Indicator organisms themselves are not necessarily pathogenic but their presence "indicates" or suggests recent contamination by human sewage or other waste which may result in human illness. Sources of contamination include storm water runoff, sewage overflows and feces from wild and domestic animals.
The currently used bacterial indicators for recreational waters include total coliform, fecal coliform and enterococcus. Total coliform is a group of bacteria found in the intestinal tract of warm-blooded animals but some may also occur naturally in the environment. Fecal coliform is a sub-group of total coliform and serves as a more specific indicator for human and animal waste contamination.
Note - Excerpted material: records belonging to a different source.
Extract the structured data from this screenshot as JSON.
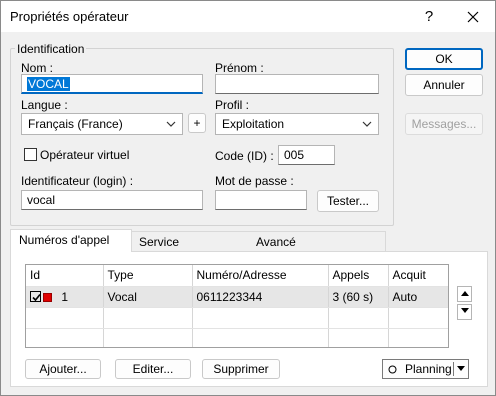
{
  "window": {
    "title": "Propriétés opérateur",
    "help_glyph": "?"
  },
  "identification": {
    "legend": "Identification",
    "nom_label": "Nom :",
    "nom_value": "VOCAL",
    "prenom_label": "Prénom :",
    "prenom_value": "",
    "langue_label": "Langue :",
    "langue_value": "Français (France)",
    "plus_label": "+",
    "profil_label": "Profil :",
    "profil_value": "Exploitation",
    "virtuel_label": "Opérateur virtuel",
    "virtuel_checked": false,
    "code_label": "Code (ID) :",
    "code_value": "005",
    "login_label": "Identificateur (login) :",
    "login_value": "vocal",
    "password_label": "Mot de passe :",
    "password_value": "",
    "tester_label": "Tester..."
  },
  "buttons": {
    "ok": "OK",
    "annuler": "Annuler",
    "messages": "Messages..."
  },
  "tabs": [
    {
      "label": "Numéros d'appel",
      "active": true
    },
    {
      "label": "Service",
      "active": false
    },
    {
      "label": "Avancé",
      "active": false
    }
  ],
  "table": {
    "columns": [
      "Id",
      "Type",
      "Numéro/Adresse",
      "Appels",
      "Acquit"
    ],
    "rows": [
      {
        "checked": true,
        "status_color": "#e00000",
        "id": "1",
        "type": "Vocal",
        "numero": "0611223344",
        "appels": "3 (60 s)",
        "acquit": "Auto"
      }
    ]
  },
  "bottom_buttons": {
    "ajouter": "Ajouter...",
    "editer": "Editer...",
    "supprimer": "Supprimer",
    "planning": "Planning"
  },
  "colors": {
    "accent": "#0067c0",
    "selection": "#0078d7",
    "status_red": "#e00000"
  }
}
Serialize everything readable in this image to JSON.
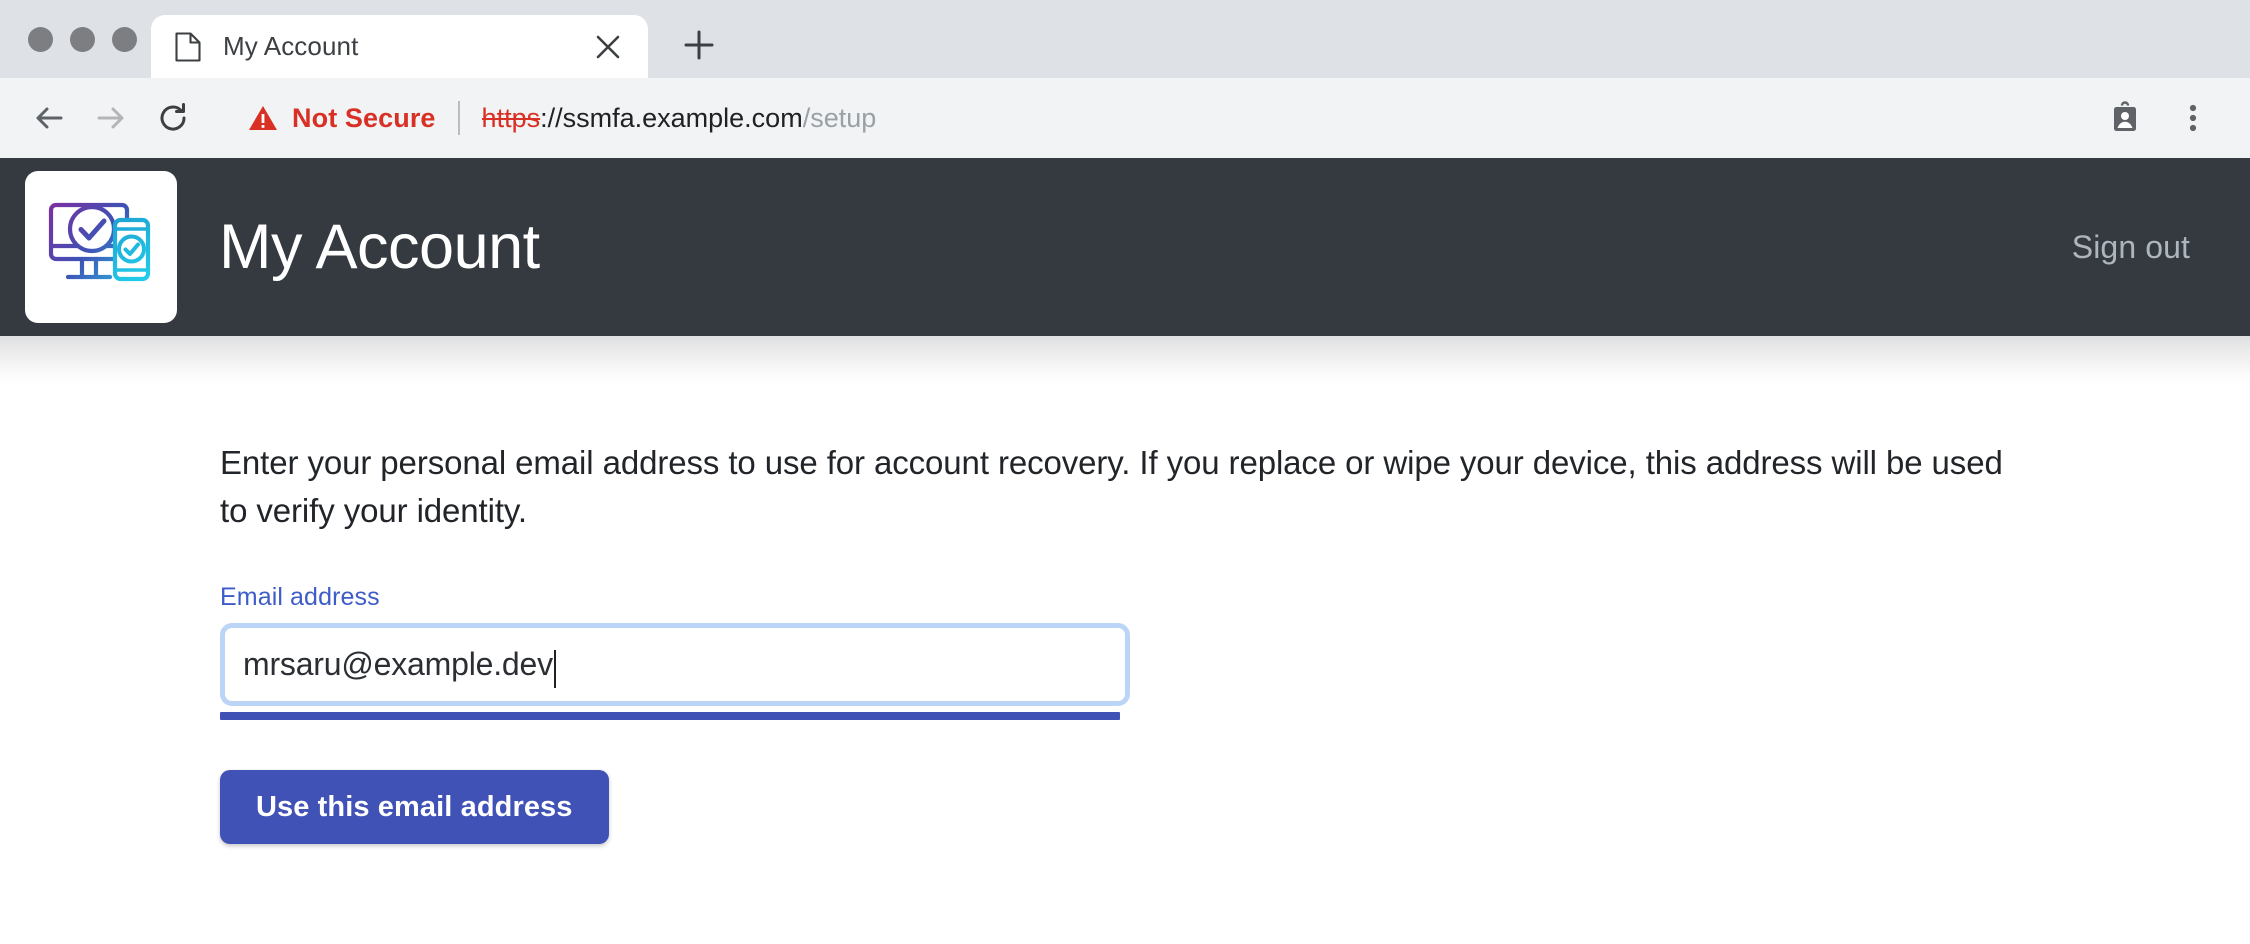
{
  "browser": {
    "traffic_lights": [
      "close-dot",
      "minimize-dot",
      "maximize-dot"
    ],
    "tab": {
      "favicon": "document-icon",
      "title": "My Account",
      "close_label": "✕"
    },
    "new_tab_label": "+",
    "nav": {
      "back": "←",
      "forward": "→",
      "reload": "reload-icon"
    },
    "omnibox": {
      "security_icon": "warning-triangle-icon",
      "security_label": "Not Secure",
      "url_scheme": "https",
      "url_separator": "://",
      "url_host": "ssmfa.example.com",
      "url_path": "/setup"
    },
    "toolbar_icons": [
      {
        "name": "contact-card-icon"
      },
      {
        "name": "browser-menu-icon"
      }
    ]
  },
  "header": {
    "logo_name": "device-verification-logo",
    "title": "My Account",
    "signout_label": "Sign out",
    "background_color": "#343a40"
  },
  "main": {
    "intro_text": "Enter your personal email address to use for account recovery. If you replace or wipe your device, this address will be used to verify your identity.",
    "form": {
      "email_label": "Email address",
      "email_value": "mrsaru@example.dev",
      "email_placeholder": "",
      "submit_label": "Use this email address"
    }
  },
  "colors": {
    "accent": "#4052b5",
    "label_blue": "#3d5cc8",
    "focus_ring": "#bcd4f5",
    "underline": "#3f51b5",
    "danger": "#d93025",
    "header_dark": "#343a40"
  }
}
Enterococci is present in the intestines of all warm blooded animals and because it survives longer than fecal coliforms in natural waters, enterococcus is a more reliable measure of water quality.
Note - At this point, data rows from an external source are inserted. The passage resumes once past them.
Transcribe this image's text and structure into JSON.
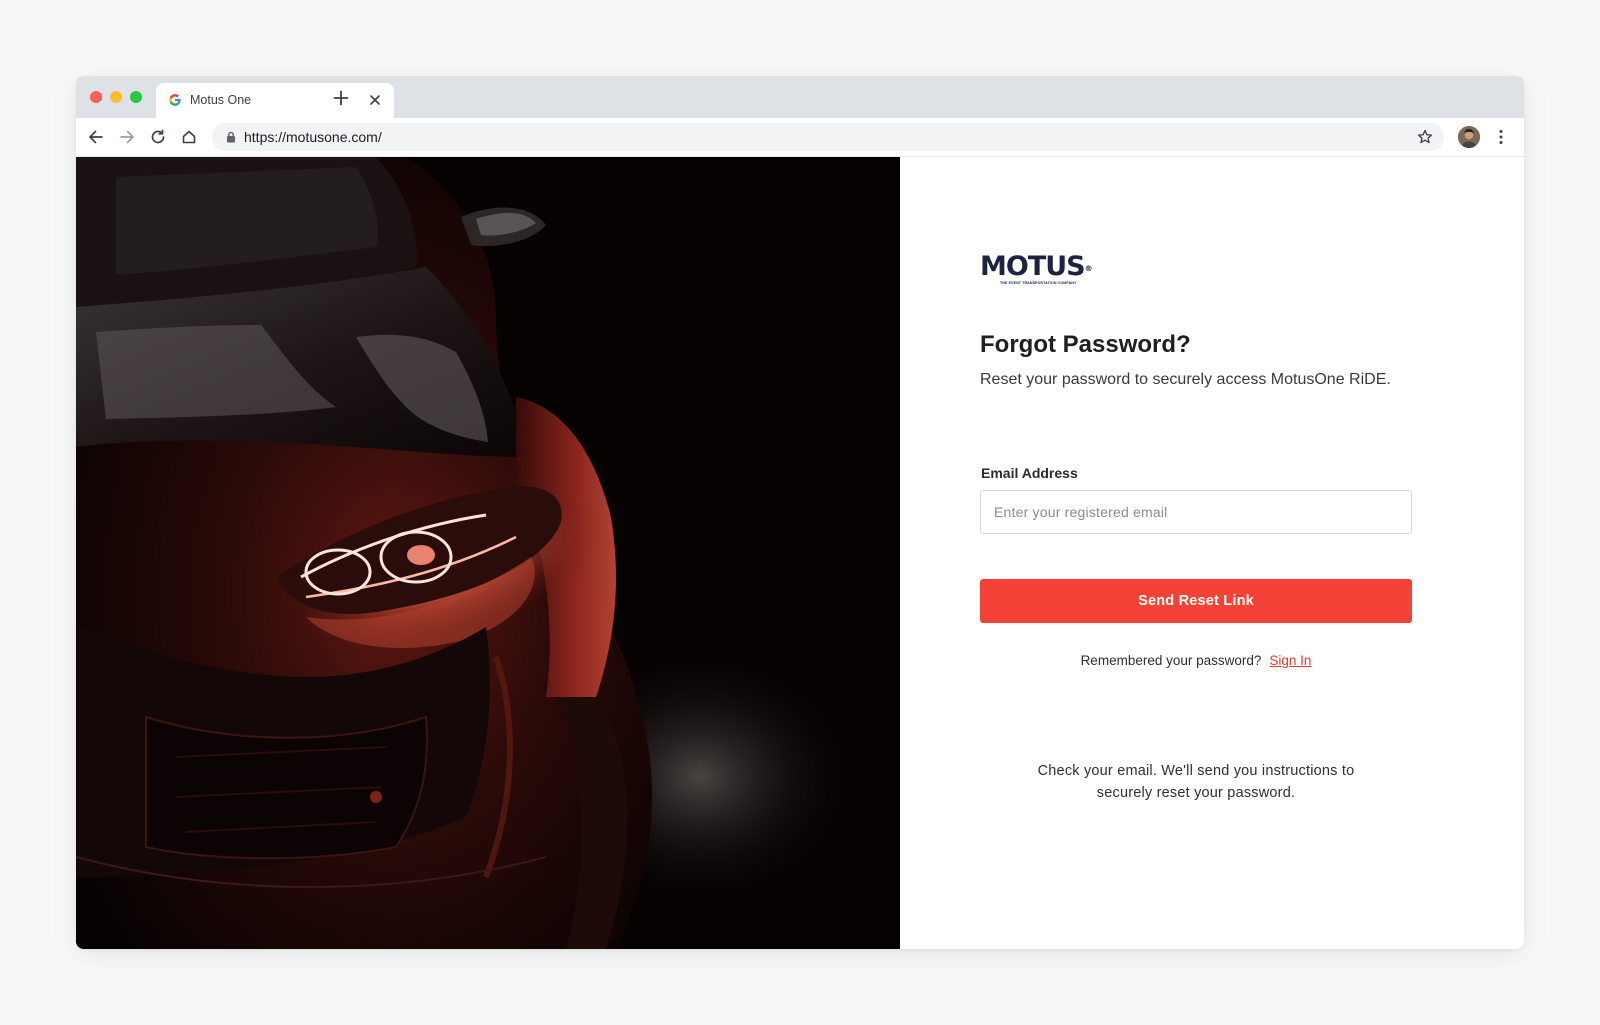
{
  "browser": {
    "tab_title": "Motus One",
    "url": "https://motusone.com/"
  },
  "icons": {
    "tab_favicon": "google-g-icon",
    "tab_close": "close-icon",
    "new_tab": "plus-icon",
    "back": "arrow-left-icon",
    "forward": "arrow-right-icon",
    "reload": "reload-icon",
    "home": "home-icon",
    "lock": "lock-icon",
    "bookmark": "star-icon",
    "menu": "kebab-icon"
  },
  "brand": {
    "logo_text": "MOTUS",
    "logo_tagline": "THE EVENT TRANSPORTATION COMPANY",
    "primary_color": "#f44336",
    "navy_color": "#1b2340"
  },
  "form": {
    "heading": "Forgot Password?",
    "subheading": "Reset your password to securely access MotusOne RiDE.",
    "email_label": "Email Address",
    "email_placeholder": "Enter your registered email",
    "email_value": "",
    "submit_label": "Send Reset Link",
    "remember_text": "Remembered your password?",
    "signin_label": "Sign In",
    "info_line1": "Check your email. We'll send you instructions to",
    "info_line2": "securely reset your password."
  }
}
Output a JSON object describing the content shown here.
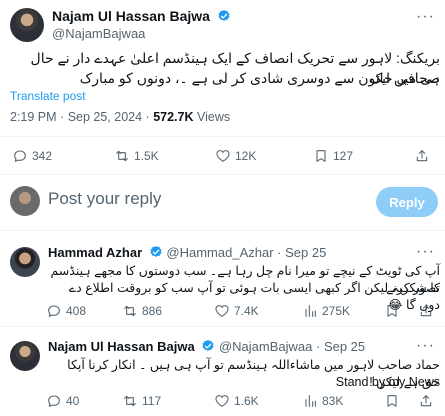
{
  "main_post": {
    "author_name": "Najam Ul Hassan Bajwa",
    "handle": "@NajamBajwaa",
    "text_line1": "بریکنگ: لاہور سے تحریک انصاف کے ایک ہینڈسم اعلیٰ عہدے دار نے حال ہی میں ایک",
    "text_line2": "صحافی خاتون سے دوسری شادی کر لی ہے ۔، دونوں کو مبارک",
    "translate_label": "Translate post",
    "time": "2:19 PM",
    "date": "Sep 25, 2024",
    "views_count": "572.7K",
    "views_label": "Views",
    "stats": {
      "replies": "342",
      "reposts": "1.5K",
      "likes": "12K",
      "bookmarks": "127"
    }
  },
  "composer": {
    "placeholder": "Post your reply",
    "reply_button": "Reply"
  },
  "replies": [
    {
      "author_name": "Hammad Azhar",
      "handle": "@Hammad_Azhar",
      "time": "Sep 25",
      "text_line1": "آپ کی ٹویٹ کے نیچے تو میرا نام چل رہا ہے۔ سب دوستوں کا مجھے ہینڈسم تصور کرنے",
      "text_line2": "کا شکریہ لیکن اگر کبھی ایسی بات ہوئی تو آپ سب کو بروقت اطلاع دے دوں گا 😂",
      "stats": {
        "replies": "408",
        "reposts": "886",
        "likes": "7.4K",
        "views": "275K"
      }
    },
    {
      "author_name": "Najam Ul Hassan Bajwa",
      "handle": "@NajamBajwaa",
      "time": "Sep 25",
      "text_line1": "حماد صاحب لاہور میں ماشاءاللہ ہینڈسم تو آپ ہی ہیں ۔ انکار کرنا آپکا حق ہے لیکن !",
      "text_line2": "Stand by my News",
      "stats": {
        "replies": "40",
        "reposts": "117",
        "likes": "1.6K",
        "views": "83K"
      }
    }
  ],
  "colors": {
    "accent": "#1d9bf0",
    "muted": "#536471",
    "reply_button_bg": "#8ecdf8"
  }
}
Samples are collected in sterile 100 ml containers and transported on ice to a certified laboratory. The samples must be cultured on plates within 6 hours of the time they are collected. After a 24-hour incubation period, the number of colonies on the culture plate are counted and reported as the number of colony-forming units per 100 milliliters of sampled water, or CFU/100 ml.
During sample collection, environmental conditions are also observed and recorded, along with recent rainfall amounts.
The maximum allowable level or "action-level" of fecal coliform is 400 CFU/100 mls. The action level for enterococcus is 105 CFU/100mls for a single water sample. In addition to a single sample measure, the geometric mean for enterococci is calculated using the 5 most recent test results. This will reflect the average water quality over the past month. The action level for a geometric mean is 36 CFU/100 ml, as opposed to a single sample action level of 105, signifying a trend towards higher than normal bacterial levels in the water for this particular period. If a sample meets or exceeds any of these limits, the beach must be resampled and an advisory may be posted.
The use of bacterial indicators is limited because a very small sample (100mls, about the size of a juice glass) is used to represent a very large body of water. Environmental contamination can also be very localized or patchy, especially if the source of contamination is wildlife. Poor sample results may reflect that particular sample area, but not necessary represent the water quality for the entire beach area. Conversely, waters with indicators exceeding certain levels may be considered a potential health risk but levels within acceptable ranges are not necessarily free of risk.